On the 24th of July 1911, American archeologist Hiram Bingham made his first visit to the ruins of the Inca settlement of Machu Picchu, which has since become one of the world’s most popular tourist destinations.
A hilly region northwest of Cuzco, Machu Picchu was said to have been a summer retreat for Inca chiefs whose civilization was nearly entirely destroyed by the Spanish invasion during the 16th century. It is now a World Heritage Site.
For hundreds of years, the presence of the Incas was hidden from everyone except the peasants who lived in the surrounding area. It was in the summer of 1911 that Bingham and a small group of explorers arrived at the mythical “hidden” cities of the Incas, which changed everything.
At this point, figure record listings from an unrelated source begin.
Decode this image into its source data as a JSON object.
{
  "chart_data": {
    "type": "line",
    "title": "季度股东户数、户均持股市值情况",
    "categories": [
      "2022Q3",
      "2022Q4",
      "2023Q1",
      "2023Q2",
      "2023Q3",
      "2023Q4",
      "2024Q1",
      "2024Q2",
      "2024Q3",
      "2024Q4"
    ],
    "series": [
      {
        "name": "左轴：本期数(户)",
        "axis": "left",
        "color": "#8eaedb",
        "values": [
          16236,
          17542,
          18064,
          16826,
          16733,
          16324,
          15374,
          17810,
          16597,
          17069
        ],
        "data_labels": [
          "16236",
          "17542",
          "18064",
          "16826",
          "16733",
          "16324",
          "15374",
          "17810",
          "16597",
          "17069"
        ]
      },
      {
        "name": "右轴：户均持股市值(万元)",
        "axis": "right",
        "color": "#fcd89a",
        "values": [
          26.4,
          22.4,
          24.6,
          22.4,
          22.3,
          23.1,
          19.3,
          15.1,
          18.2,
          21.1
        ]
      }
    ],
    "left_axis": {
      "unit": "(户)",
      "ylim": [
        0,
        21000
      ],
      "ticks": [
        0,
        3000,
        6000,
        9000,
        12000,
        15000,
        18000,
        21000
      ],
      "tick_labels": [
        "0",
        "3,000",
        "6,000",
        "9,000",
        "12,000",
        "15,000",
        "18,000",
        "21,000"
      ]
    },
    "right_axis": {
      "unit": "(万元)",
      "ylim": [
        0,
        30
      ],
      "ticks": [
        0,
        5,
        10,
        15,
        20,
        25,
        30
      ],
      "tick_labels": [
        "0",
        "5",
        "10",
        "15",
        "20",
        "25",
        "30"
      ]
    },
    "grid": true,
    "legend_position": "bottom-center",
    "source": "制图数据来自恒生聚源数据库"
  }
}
After traveling by foot and mule from Cuzco to the Urubamba valley, Bingham and his party learned of the ruins on top of a nearby mountain from a local farmer. Machu Picchu is a name given by the farmers, which means “ancient peak” in the Quechua language of their origin.
The following day, on the 24th of July, after a difficult journey up to the crest in cold and drought conditions, Bingham came across a small group of farmers who guided him the remainder of the way to his destination. When an 11-year-old child led Bingham, he had his first glimpse of the intricate stone terraces that marked the entrance to Machu Picchu.
Hiram Bingham wrote about his finding in a best-selling book, which resulted in hundreds of excited visitors flocking to Peru to accompany him on his journey along the Inca path.
The site itself is more than 5 kilometers long, with more than 3,000 steps connecting its many levels to one another. Machu Picchu attracts over 300,000 visitors each year, who brave the crowds and landslides to witness the sunset over the towering stone structures that make up the “Sacred City” and to marvel at the mysterious majesty of what has been dubbed “the Seven Wonders of the World.”